- Country: United Kingdom;
- Location: Milford, Derbyshire, United Kingdom
- Coordinates: 53°00′7″N 1°28′46.3″W﻿ / ﻿53.00194°N 1.479528°W
- Commission date: 1908

Thermal power station
- Turbine technology: Hydroelectric

Power generation
- Nameplate capacity: 150 kw/h

= Milford Hydro =

Milford Hydro is the name given to a hydro-electric power plant built on the River Derwent in Milford, Derbyshire.

The original electrical power plant was installed between 1907 and 1908 by John McDonald and Company of the Bridge Turbine Works, Pollockshaws to power the English Sewing Cotton Company works at Milford Mills. The previous water wheels were replaced by two turbines described as centre discharge horizontal Achilles of the American pattern which each generated 340 h.p.
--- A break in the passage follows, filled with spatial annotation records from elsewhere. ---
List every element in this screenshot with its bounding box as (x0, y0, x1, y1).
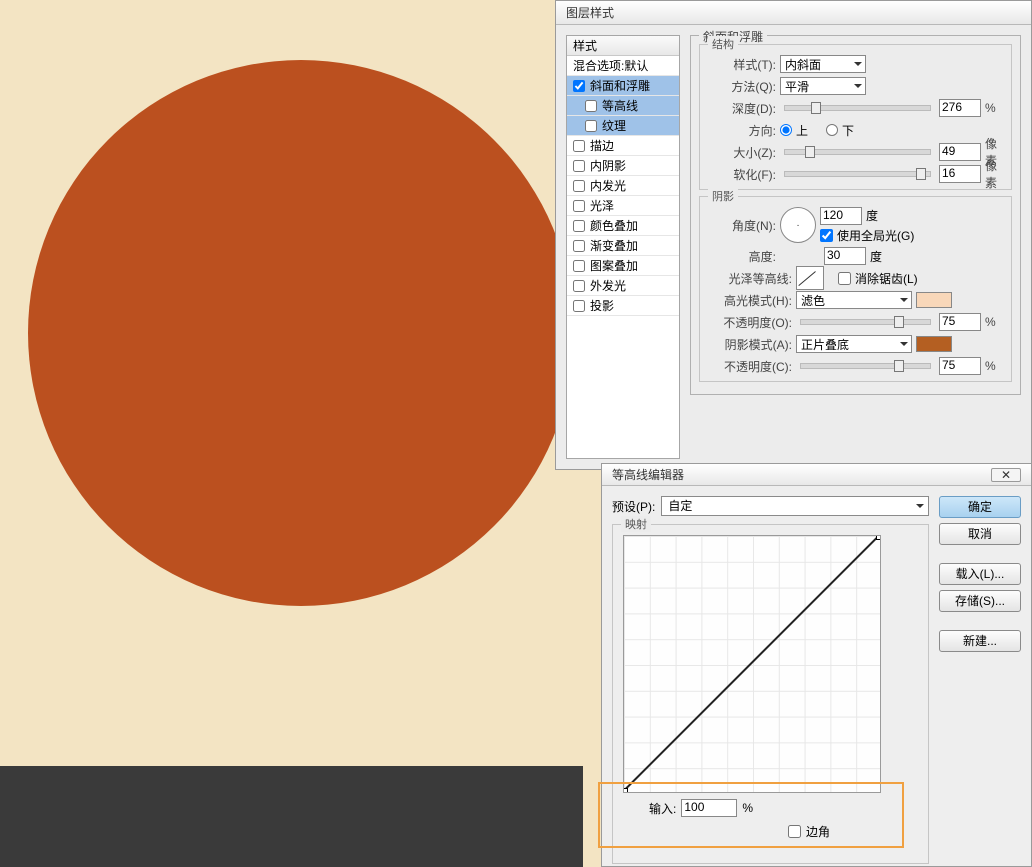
depth-input[interactable]: 276 (939, 99, 981, 117)
contour-editor-dialog: 等高线编辑器 ✕ 预设(P): 自定 映射 输入: 100 % (601, 463, 1032, 867)
outer-glow-row[interactable]: 外发光 (567, 276, 679, 296)
close-icon[interactable]: ✕ (991, 468, 1021, 482)
load-button[interactable]: 载入(L)... (939, 563, 1021, 585)
styles-header: 样式 (567, 36, 679, 56)
satin-row[interactable]: 光泽 (567, 196, 679, 216)
drop-shadow-row[interactable]: 投影 (567, 296, 679, 316)
contour-checkbox[interactable] (585, 100, 597, 112)
size-slider[interactable] (784, 149, 931, 155)
highlight-mode-select[interactable]: 滤色 (796, 291, 912, 309)
technique-select[interactable]: 平滑 (780, 77, 866, 95)
style-select[interactable]: 内斜面 (780, 55, 866, 73)
shadow-mode-label: 阴影模式(A): (706, 336, 792, 353)
gradient-overlay-checkbox[interactable] (573, 240, 585, 252)
status-bar (0, 766, 583, 867)
altitude-label: 高度: (706, 248, 776, 265)
shadow-mode-select[interactable]: 正片叠底 (796, 335, 912, 353)
gradient-overlay-row[interactable]: 渐变叠加 (567, 236, 679, 256)
contour-row[interactable]: 等高线 (567, 96, 679, 116)
shadow-color-swatch[interactable] (916, 336, 952, 352)
bevel-checkbox[interactable] (573, 80, 585, 92)
anti-alias-checkbox[interactable] (838, 272, 851, 285)
bevel-emboss-row[interactable]: 斜面和浮雕 (567, 76, 679, 96)
contour-input-value[interactable]: 100 (681, 799, 737, 817)
structure-label: 结构 (708, 36, 738, 52)
pattern-overlay-checkbox[interactable] (573, 260, 585, 272)
pattern-overlay-row[interactable]: 图案叠加 (567, 256, 679, 276)
shadow-opacity-label: 不透明度(C): (706, 358, 792, 375)
size-label: 大小(Z): (706, 144, 776, 161)
inner-shadow-checkbox[interactable] (573, 160, 585, 172)
stroke-checkbox[interactable] (573, 140, 585, 152)
highlight-opacity-label: 不透明度(O): (706, 314, 792, 331)
global-light-checkbox[interactable] (820, 229, 833, 242)
soften-input[interactable]: 16 (939, 165, 981, 183)
technique-label: 方法(Q): (706, 78, 776, 95)
shadow-opacity-slider[interactable] (800, 363, 931, 369)
input-label: 输入: (649, 800, 676, 817)
texture-checkbox[interactable] (585, 120, 597, 132)
artwork-circle (28, 60, 574, 606)
blending-options-row[interactable]: 混合选项:默认 (567, 56, 679, 76)
inner-glow-checkbox[interactable] (573, 180, 585, 192)
direction-down-radio[interactable] (826, 124, 838, 136)
depth-label: 深度(D): (706, 100, 776, 117)
drop-shadow-checkbox[interactable] (573, 300, 585, 312)
texture-row[interactable]: 纹理 (567, 116, 679, 136)
curve-node[interactable] (876, 535, 881, 540)
angle-input[interactable]: 120 (820, 207, 862, 225)
preset-select[interactable]: 自定 (661, 496, 929, 516)
soften-label: 软化(F): (706, 166, 776, 183)
highlight-mode-label: 高光模式(H): (706, 292, 792, 309)
mapping-label: 映射 (621, 516, 651, 532)
ok-button[interactable]: 确定 (939, 496, 1021, 518)
satin-checkbox[interactable] (573, 200, 585, 212)
contour-editor-title[interactable]: 等高线编辑器 ✕ (602, 464, 1031, 486)
dialog-title[interactable]: 图层样式 (556, 1, 1031, 25)
corner-checkbox[interactable] (788, 825, 801, 838)
layer-style-dialog: 图层样式 样式 混合选项:默认 斜面和浮雕 等高线 纹理 描边 内阴影 内发光 … (555, 0, 1032, 470)
contour-graph[interactable] (623, 535, 881, 793)
color-overlay-row[interactable]: 颜色叠加 (567, 216, 679, 236)
stroke-row[interactable]: 描边 (567, 136, 679, 156)
inner-glow-row[interactable]: 内发光 (567, 176, 679, 196)
outer-glow-checkbox[interactable] (573, 280, 585, 292)
highlight-opacity-input[interactable]: 75 (939, 313, 981, 331)
size-input[interactable]: 49 (939, 143, 981, 161)
angle-widget[interactable] (780, 207, 816, 243)
style-label: 样式(T): (706, 56, 776, 73)
bevel-settings-panel: 斜面和浮雕 结构 样式(T): 内斜面 方法(Q): 平滑 深度(D): 276 (690, 35, 1021, 459)
shadow-opacity-input[interactable]: 75 (939, 357, 981, 375)
save-button[interactable]: 存储(S)... (939, 590, 1021, 612)
cancel-button[interactable]: 取消 (939, 523, 1021, 545)
curve-node[interactable] (623, 788, 628, 793)
new-button[interactable]: 新建... (939, 630, 1021, 652)
shading-label: 阴影 (708, 188, 738, 204)
altitude-input[interactable]: 30 (824, 247, 866, 265)
soften-slider[interactable] (784, 171, 931, 177)
color-overlay-checkbox[interactable] (573, 220, 585, 232)
inner-shadow-row[interactable]: 内阴影 (567, 156, 679, 176)
preset-label: 预设(P): (612, 498, 655, 515)
angle-label: 角度(N): (706, 217, 776, 234)
direction-label: 方向: (706, 122, 776, 139)
styles-list: 样式 混合选项:默认 斜面和浮雕 等高线 纹理 描边 内阴影 内发光 光泽 颜色… (566, 35, 680, 459)
highlight-color-swatch[interactable] (916, 292, 952, 308)
highlight-opacity-slider[interactable] (800, 319, 931, 325)
gloss-contour-picker[interactable] (796, 266, 824, 290)
depth-slider[interactable] (784, 105, 931, 111)
canvas-area (0, 0, 583, 766)
gloss-contour-label: 光泽等高线: (706, 270, 792, 287)
direction-up-radio[interactable] (780, 124, 792, 136)
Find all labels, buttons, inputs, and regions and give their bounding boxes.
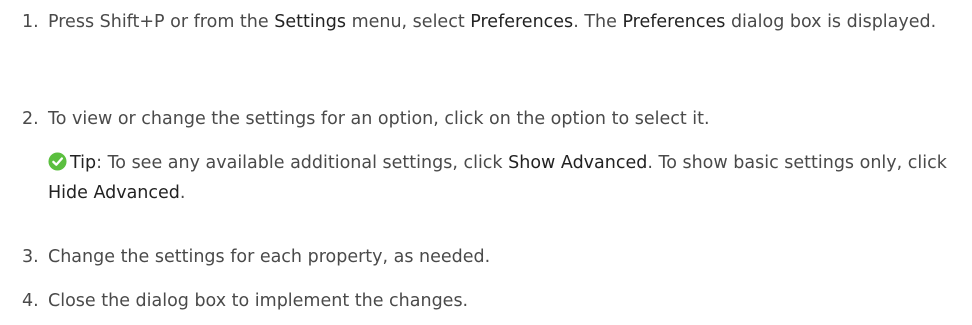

They operated off a 14 ft fall of water and were of double wheel type with a diameter of 42 in. Each turbine discharged 16000 cuft of water per minute. The first turbine provided power for the operation of mill machinery, and the second turbine was used for lighting. The total cost of the works was £5,500.

The power plant was refurbished by Derwent Hydro in 2020 with a new turbine of the same capacity as the old one.